Hong Kong’s Financial Secretary mulls to establish a "Future Fund" to prepare for population aging that will potentially create fiscal financial pressure in forthcoming decades.
About a year ago, Taiwan’s Minister of Finance Chang Sheng-Ford proposed to consolidate the four under-performing publicly-owned funds into a single SWF.
While many SWFs were born under diverse macroeconomic frameworks with customized institutional setups and objectives, the common theme is to invest for the future.
For Hong Kong and Taiwan, the crux is not whether they are managed under a new SWF but whether the government has a will to set an investment performance target explicitly and achieve a positive real rate of return.
Historically, the government revenues of Hong Kong and Taiwan have been growing with their GDP in tandem. Wise investments in the local economy are perhaps the best way to uphold their fiscal positions in the future.
Aging has been the common factor driving the current SWF debate. For instance, in Hong Kong the government projects that in less than 30 years’ time, the number of elderly population aged 65 and above would surge from the current 1.0 million to 2.6 million in 2041.
These figures suggest that by 2041, around one in three persons will be elders, up from the current level of one in seven. This has triggered the concern about the need to set up an endowment to meet the fiscal pressure from this changing demographic profile.

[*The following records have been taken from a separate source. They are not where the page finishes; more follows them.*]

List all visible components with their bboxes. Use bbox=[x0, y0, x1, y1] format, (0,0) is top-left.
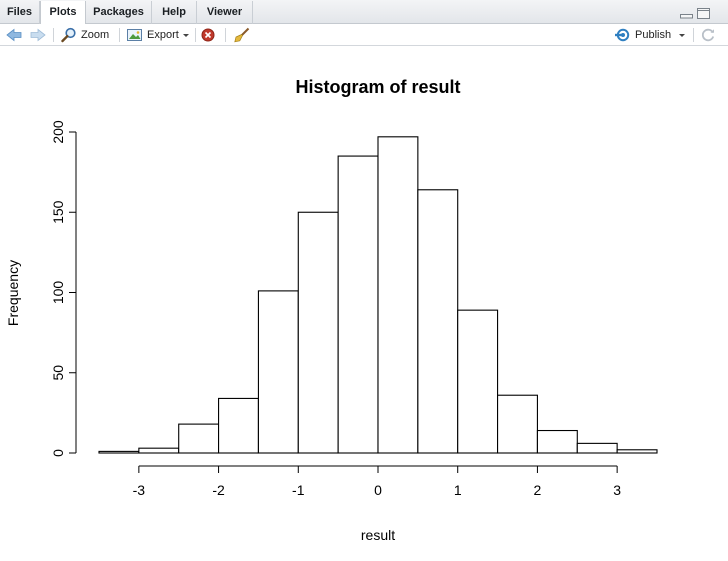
y-tick-label: 100 bbox=[50, 281, 66, 305]
toolbar-divider bbox=[693, 28, 694, 42]
histogram-bar bbox=[536, 429, 578, 454]
image-export-icon bbox=[127, 29, 142, 42]
tab-files[interactable]: Files bbox=[0, 1, 40, 24]
x-tick-label: 3 bbox=[613, 482, 621, 498]
broom-icon bbox=[234, 27, 250, 43]
tab-plots[interactable]: Plots bbox=[40, 1, 86, 25]
y-tick-label: 0 bbox=[50, 449, 66, 457]
y-tick-label: 150 bbox=[50, 200, 66, 224]
x-tick-label: 2 bbox=[534, 482, 542, 498]
minimize-pane-icon[interactable] bbox=[680, 8, 693, 19]
remove-plot-button[interactable] bbox=[201, 26, 215, 44]
x-tick-label: -2 bbox=[212, 482, 225, 498]
refresh-button[interactable] bbox=[700, 26, 716, 44]
y-tick-label: 200 bbox=[50, 120, 66, 144]
tab-help[interactable]: Help bbox=[152, 1, 197, 24]
toolbar-divider bbox=[119, 28, 120, 42]
y-axis-label: Frequency bbox=[5, 260, 21, 326]
histogram-bar bbox=[297, 211, 339, 454]
chevron-down-icon bbox=[679, 33, 686, 37]
tab-packages[interactable]: Packages bbox=[86, 1, 152, 24]
tab-label: Plots bbox=[49, 6, 77, 18]
x-axis: -3 -2 -1 0 1 2 3 bbox=[133, 465, 621, 498]
toolbar-divider bbox=[225, 28, 226, 42]
x-tick-label: 0 bbox=[374, 482, 382, 498]
publish-icon bbox=[615, 28, 630, 42]
chevron-down-icon bbox=[182, 33, 189, 37]
x-axis-label: result bbox=[361, 527, 395, 543]
histogram-bar bbox=[497, 394, 538, 454]
export-label: Export bbox=[147, 29, 179, 41]
histogram-bar bbox=[377, 136, 419, 454]
arrow-right-icon bbox=[30, 28, 46, 42]
export-button[interactable]: Export bbox=[127, 26, 189, 44]
zoom-label: Zoom bbox=[81, 29, 110, 41]
remove-plot-icon bbox=[201, 28, 215, 42]
magnifier-icon bbox=[61, 27, 76, 43]
maximize-pane-icon[interactable] bbox=[697, 8, 710, 19]
tab-label: Viewer bbox=[206, 6, 243, 18]
histogram-bar bbox=[457, 309, 499, 454]
forward-button[interactable] bbox=[30, 26, 46, 44]
histogram-plot: Histogram of result result Frequency -3-… bbox=[5, 77, 658, 543]
histogram-bar bbox=[257, 290, 299, 454]
zoom-button[interactable]: Zoom bbox=[61, 26, 109, 44]
x-tick-label: -1 bbox=[292, 482, 305, 498]
histogram-bar bbox=[178, 423, 220, 454]
publish-button[interactable]: Publish bbox=[615, 26, 686, 44]
clear-plots-button[interactable] bbox=[234, 26, 250, 44]
histogram-bar bbox=[138, 447, 180, 454]
tab-label: Packages bbox=[93, 6, 144, 18]
arrow-left-icon bbox=[6, 28, 22, 42]
y-axis: 0 50 100 150 200 bbox=[50, 120, 77, 457]
toolbar-divider bbox=[195, 28, 196, 42]
tab-label: Files bbox=[6, 6, 33, 18]
histogram-bar bbox=[218, 397, 259, 454]
histogram-bar bbox=[337, 155, 379, 454]
plots-toolbar: Zoom Export Publish bbox=[0, 24, 728, 46]
x-tick-label: 1 bbox=[454, 482, 462, 498]
tab-viewer[interactable]: Viewer bbox=[197, 1, 253, 24]
tab-label: Help bbox=[162, 6, 186, 18]
histogram-bars bbox=[98, 136, 658, 454]
back-button[interactable] bbox=[6, 26, 22, 44]
histogram-bar bbox=[98, 450, 140, 454]
chart-title: Histogram of result bbox=[295, 77, 460, 97]
y-tick-label: 50 bbox=[50, 365, 66, 381]
x-tick-label: -3 bbox=[133, 482, 146, 498]
publish-label: Publish bbox=[635, 29, 672, 41]
histogram-bar bbox=[576, 442, 618, 454]
histogram-bar bbox=[616, 449, 658, 454]
histogram-bar bbox=[417, 189, 459, 454]
toolbar-divider bbox=[53, 28, 54, 42]
refresh-icon bbox=[701, 28, 715, 42]
pane-tab-bar: Files Plots Packages Help Viewer bbox=[0, 0, 728, 25]
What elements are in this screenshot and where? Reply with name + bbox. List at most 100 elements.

In Taiwan, the investment performance of the different publicly-run pension funds failed to meet expectation, partly due to the prolonged period of low interest rate. Establishing a more proactive investment organization may be able to lift the long-term investment return and cover future pension liability.
While SWFs are often referred as heavy weight government-owned institutional investors that are actively seeking investment return, its sources of funds, investment and governance structure are far from homogeneous. This is partly because the governmental investment entities have different histories with a variety of macroeconomic backdrop.
Typically, SWFs evolve from previous commodity boom, oil in particular. The theory is that since petroleum resources are non-renewable and the wealth will gradually approach zero in the future, there is a need to generate positive long-term real rate of return on financial assets by deploying the oil money.
The governments expect that the investment return will be large enough to cope with population growth rate and aging. Clearly, this strategy requires that a considerable share of the petroleum revenues are saved and invested in a SWF. Norway’s Global Pension Fund Global and Abu Dhabi Investment Authority are potent examples of this category.
The common theme is to invest for the future and maximize long-term investment returns, typically 20 years. For Australia and New Zealand, pre-funding future pension liability motivated the establishment of Australia’s Future Fund and New Zealand Superannuation Fund.
The Australia’s aims to achieve an average annual return of at least the consumer price index of 4.5% to 5.5% per year over the long term and withdrawals from the fund are planned to start in 2020.
The New Zealand fund is expected to begin withdrawal in 2029/2030. Until then, all investment income is going to be reinvested in the fund. For a small open economy like Singapore, the concept of "saving for the rainy day" was adopted a few decades ago and its Government of Singapore Investment Corporation (GIC) and Temasek Holdings have been active investors in the SWF world.
Governments should view the problem holistically. Hong Kong and Taiwan should deploy their sovereign wealth and reserves in the areas including infrastructure, education and healthcare that will deliver economic value.